実はあまり知られていないFACECARⅮ&PLATINUMCARD。
エミレーツ航空の大きな福利厚生の一つで、それぞれ月1,000円の会費を払うとドバイの高級ホテルのレストランやカフェの代金が2割~5割引きになります。

ホテルのプールやジムも無料で利用可能になるので、殆どのクルーが持っています。
航空券

無料チケット
1年に1枚・母国への確約チケットが無料でもらえます。
こちらは有給時に空席状況の心配をしなくてもクルーが安心して母国への休暇を取れるように、満席でも必ず優先的に乗れる特別チケットとなっています。
お盆やGW、桜の時期の日本線などは満席が続くので、この時期に帰国する場合にはこちらのチケットを利用していました。

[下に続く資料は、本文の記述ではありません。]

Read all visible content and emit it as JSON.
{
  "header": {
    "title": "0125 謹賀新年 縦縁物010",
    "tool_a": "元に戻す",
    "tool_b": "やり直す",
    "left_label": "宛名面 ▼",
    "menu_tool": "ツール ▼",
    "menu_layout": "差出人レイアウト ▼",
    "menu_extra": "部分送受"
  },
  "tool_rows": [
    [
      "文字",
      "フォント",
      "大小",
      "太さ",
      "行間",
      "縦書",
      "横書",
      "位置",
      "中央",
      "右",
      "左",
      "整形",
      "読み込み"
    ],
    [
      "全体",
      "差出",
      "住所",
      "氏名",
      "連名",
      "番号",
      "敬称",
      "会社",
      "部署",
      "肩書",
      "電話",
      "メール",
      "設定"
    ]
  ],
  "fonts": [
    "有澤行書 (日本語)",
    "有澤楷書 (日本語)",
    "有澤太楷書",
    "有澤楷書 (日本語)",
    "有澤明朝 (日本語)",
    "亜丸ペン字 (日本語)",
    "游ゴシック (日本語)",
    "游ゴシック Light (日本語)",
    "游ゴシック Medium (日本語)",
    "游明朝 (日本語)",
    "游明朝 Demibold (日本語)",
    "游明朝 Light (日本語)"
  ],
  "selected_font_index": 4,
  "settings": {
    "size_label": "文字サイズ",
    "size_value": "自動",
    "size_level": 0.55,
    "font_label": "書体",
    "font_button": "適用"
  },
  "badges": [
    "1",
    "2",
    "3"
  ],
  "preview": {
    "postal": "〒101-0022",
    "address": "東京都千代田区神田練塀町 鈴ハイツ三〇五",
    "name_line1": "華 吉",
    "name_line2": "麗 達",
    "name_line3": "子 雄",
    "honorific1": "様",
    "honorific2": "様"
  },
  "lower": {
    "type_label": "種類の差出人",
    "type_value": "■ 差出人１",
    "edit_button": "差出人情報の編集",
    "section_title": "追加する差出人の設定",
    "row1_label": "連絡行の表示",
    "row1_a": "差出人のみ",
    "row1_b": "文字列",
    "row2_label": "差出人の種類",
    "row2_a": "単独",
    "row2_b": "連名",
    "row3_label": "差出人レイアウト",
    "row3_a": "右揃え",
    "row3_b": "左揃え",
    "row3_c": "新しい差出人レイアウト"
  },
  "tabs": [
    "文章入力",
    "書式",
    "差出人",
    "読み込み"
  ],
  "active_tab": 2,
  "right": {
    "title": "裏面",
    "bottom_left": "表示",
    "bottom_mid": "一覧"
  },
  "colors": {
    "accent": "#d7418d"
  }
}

週に数便しか飛んでいない満席路線フライトにも確実に乗ることが出来るので、助けられているクルーも沢山います。
航空券割引(格安チケット)
世界中ほぼ全てのエアラインの航空券を割引価格で購入できます。(無制限)
確約チケット(5割引き)とスタンバイチケット(9割引き)の2種類があり、空席状況に合わせて好きなチケットを購入できます。
多くのエアラインで両親や子どもにも適用可能なので、毎年両親と海外旅行に行くクルーも多いです。
有給休暇&風邪休暇

有給は年間30日・消化率は100%です。
風邪や体調不良での欠席は【シック(風邪欠勤)】として扱われ、有給日数が減ることはありません。
年間7日以上休むとパフォーマンス評価が下がりますが、有給は従業員の権利としてしっかりと守られています。
外資系CA給料・まとめ(年収)

年金や社会保険制度がドバイにはないので正確に比べることはできませんが、乗務6年目で手取り520万円・額面約700万円(住居手当150万円込みだと額面900万円)ほどの年収と同じくらいになります。
冒頭の「エミレーツ航空は年収1,000万円」という噂も、手当や福利厚生込みの金額に注目して広がったのではないかと思います。
こちらは平均額であり、フライト時間・各手当にもよっても変わってきます。
巨大企業だけあってエミレーツ航空の福利厚生はとてもしっかりしています。なかでも住居費・水道光熱費・医療費などの毎月の固定費が0なのはとても大きなメリットです。外資系CAの給料ランキングでも常に上位に入っているのも、手当の厚さを加味すると納得できるのではないでしょうか。
キャビンクルーは全員故郷を離れてドバイに住むことになるので、ドバイでの生活が楽しく豊かになるように会社のサポート体制もしっかりしています。
この記事がエミレーツ航空の福利厚生やドバイでの生活に興味がある方の参考になれば嬉しいです。